I have been a Godzilla fan since I was but a wee-little geek watching the rubber suited Godzilla in films such as Godzilla vs. Mechagodzilla, or Godzilla vs. Mothra or Godzilla vs. Megalon at the movie theater matinees on Sunday afternoons in the summer.  Ah, the good old days.

of course, none of those movies are any good by today’s standards, but Godzilla has survived and has returned to the forefront of the new movie series from Warner Brothers, a direct sequel to 2014’s divisive Godzilla reboot.

When I first saw the 2014 movie, I loved it.  I think I even gave it a five star review.  Interestingly enough, the second time I saw it, I found it a little dull.  I still enjoyed it, but it felt as if my initial enthusiasm may have led me to over rate the film.

Despite this, I was looking forward to Godzilla: King of the Monsters just because of how much I love Godzilla.  I understood most of the criticisms from the last film, especially about how there was not enough Godzilla action ( which did not bother me much) and that the human characters were not engaging enough (agreed).

Godzilla: King of the Monsters certainly had more monster action (although Godzilla still is not used as much as many would like) and, unfortunately, many of the human characters are still fairly dull.

That is a shame because the cast is top notch.  Vera Farmiga is never bad, and she has a decent character arc and I always enjoy Millie Bobby Brown, who plays Farmiga’s daughter.  Kyle Chandler plays Brown’s father and Farmiga’s ex-husband.  They are fine but the story and dialogue they are handed is underwhelming.  They deserve more and they should be commended for reaching for the next level.

Early in the film, there is a storyline that is surprising and I did like that, but it really does not go anywhere.  The human are once again the weakest part of the movie, but to be fair, the human characters and story are miles ahead of the previous movie.

We get cool redesigns of all of the great Titans from the Godzilla mythos, as we continue to build toward something big.  The hints dropped about Skull Island and Kong are clearly leading us toward the upcoming Godzilla vs.
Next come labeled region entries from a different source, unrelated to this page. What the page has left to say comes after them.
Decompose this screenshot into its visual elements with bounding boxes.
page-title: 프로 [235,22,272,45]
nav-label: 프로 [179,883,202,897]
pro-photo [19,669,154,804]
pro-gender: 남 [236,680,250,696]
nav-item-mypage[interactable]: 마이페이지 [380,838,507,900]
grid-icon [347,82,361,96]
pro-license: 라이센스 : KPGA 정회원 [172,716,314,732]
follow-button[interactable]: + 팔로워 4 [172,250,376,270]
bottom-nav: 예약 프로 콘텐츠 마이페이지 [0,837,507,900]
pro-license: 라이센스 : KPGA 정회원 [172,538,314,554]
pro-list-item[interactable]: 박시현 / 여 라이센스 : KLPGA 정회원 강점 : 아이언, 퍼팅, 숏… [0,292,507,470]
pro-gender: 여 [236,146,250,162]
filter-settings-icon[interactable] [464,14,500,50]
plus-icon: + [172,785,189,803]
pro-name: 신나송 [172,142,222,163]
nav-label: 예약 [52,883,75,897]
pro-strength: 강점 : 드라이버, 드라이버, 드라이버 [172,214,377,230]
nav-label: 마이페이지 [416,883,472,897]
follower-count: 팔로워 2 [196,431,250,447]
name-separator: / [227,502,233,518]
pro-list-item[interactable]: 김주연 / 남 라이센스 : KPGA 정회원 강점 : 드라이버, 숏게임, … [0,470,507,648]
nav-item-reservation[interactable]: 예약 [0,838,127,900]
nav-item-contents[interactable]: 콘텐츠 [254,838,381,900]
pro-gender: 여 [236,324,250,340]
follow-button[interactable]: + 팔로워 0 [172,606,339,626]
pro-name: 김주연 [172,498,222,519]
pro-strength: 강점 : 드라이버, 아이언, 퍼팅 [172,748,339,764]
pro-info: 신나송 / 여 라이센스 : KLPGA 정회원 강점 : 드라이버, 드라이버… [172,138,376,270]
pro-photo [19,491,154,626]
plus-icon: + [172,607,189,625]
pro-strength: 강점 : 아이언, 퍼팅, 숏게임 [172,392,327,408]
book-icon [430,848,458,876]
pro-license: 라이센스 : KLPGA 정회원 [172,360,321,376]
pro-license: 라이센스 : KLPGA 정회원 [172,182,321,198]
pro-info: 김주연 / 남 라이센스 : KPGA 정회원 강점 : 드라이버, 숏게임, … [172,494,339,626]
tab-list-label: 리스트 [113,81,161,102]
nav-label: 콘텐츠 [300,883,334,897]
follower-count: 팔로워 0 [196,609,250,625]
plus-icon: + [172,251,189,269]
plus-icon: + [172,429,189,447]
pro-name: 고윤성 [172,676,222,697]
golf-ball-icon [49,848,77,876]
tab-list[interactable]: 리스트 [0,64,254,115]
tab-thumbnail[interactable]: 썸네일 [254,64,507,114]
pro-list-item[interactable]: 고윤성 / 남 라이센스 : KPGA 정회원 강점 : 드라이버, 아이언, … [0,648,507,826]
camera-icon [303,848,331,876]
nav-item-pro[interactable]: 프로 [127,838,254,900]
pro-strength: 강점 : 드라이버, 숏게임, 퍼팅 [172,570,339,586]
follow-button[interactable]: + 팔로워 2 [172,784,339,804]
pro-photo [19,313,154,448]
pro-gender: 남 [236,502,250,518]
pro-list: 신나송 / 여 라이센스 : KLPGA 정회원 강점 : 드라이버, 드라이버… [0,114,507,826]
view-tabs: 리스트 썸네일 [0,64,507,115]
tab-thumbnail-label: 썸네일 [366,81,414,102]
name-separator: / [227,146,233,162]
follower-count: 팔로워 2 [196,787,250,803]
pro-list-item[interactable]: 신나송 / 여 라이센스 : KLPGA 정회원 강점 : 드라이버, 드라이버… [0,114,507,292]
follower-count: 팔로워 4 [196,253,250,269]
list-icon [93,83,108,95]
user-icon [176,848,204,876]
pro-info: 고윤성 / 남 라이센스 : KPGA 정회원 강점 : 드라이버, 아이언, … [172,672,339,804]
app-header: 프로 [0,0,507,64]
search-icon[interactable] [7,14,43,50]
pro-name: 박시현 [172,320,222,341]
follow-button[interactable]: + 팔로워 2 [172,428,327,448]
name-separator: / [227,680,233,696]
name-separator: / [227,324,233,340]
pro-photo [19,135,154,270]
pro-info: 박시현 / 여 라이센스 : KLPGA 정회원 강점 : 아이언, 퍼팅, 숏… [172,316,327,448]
King Kong film.  That should be epic, but, for now, we are filling up the rogues gallery with King Ghidorah, Rodan, Mothra, and several other CGI creatures.

This movie really hits its stride when we get the giant monsters fighting scenes, even though a few times they are a little darker than I would have liked.  Godzilla facing off with these creatures, mainly King Ghidorah, makes for a rousing good time at the theater.  It feels as if the producers do not trust that a film with a lot of monster fights is strong enough to carry the story on its own.  So they throw talented actors to fill time between the tussles.

Or maybe they just have not yet taken the time to develop the human characters to the level that we care about them as much as we do the monsters.  I thought the Vera Farmiga character started off well, but it slipped back into the same basic thing we have seen before.

Some people claim that you should not expect great characters in a monster movie but I disagree with that.  If you tighten up the writing, it helps out everything about the movie.

I did like this movie, even though I can see its flaws.  I am not giving this a five star review as I did last time because my head is not in the sand as it was before.  Godzilla:King of the Monsters is a good time that could have been a great time and hopefully, when Godzilla goes one-on-one with the great ape, that greatest will get a chance to shine through.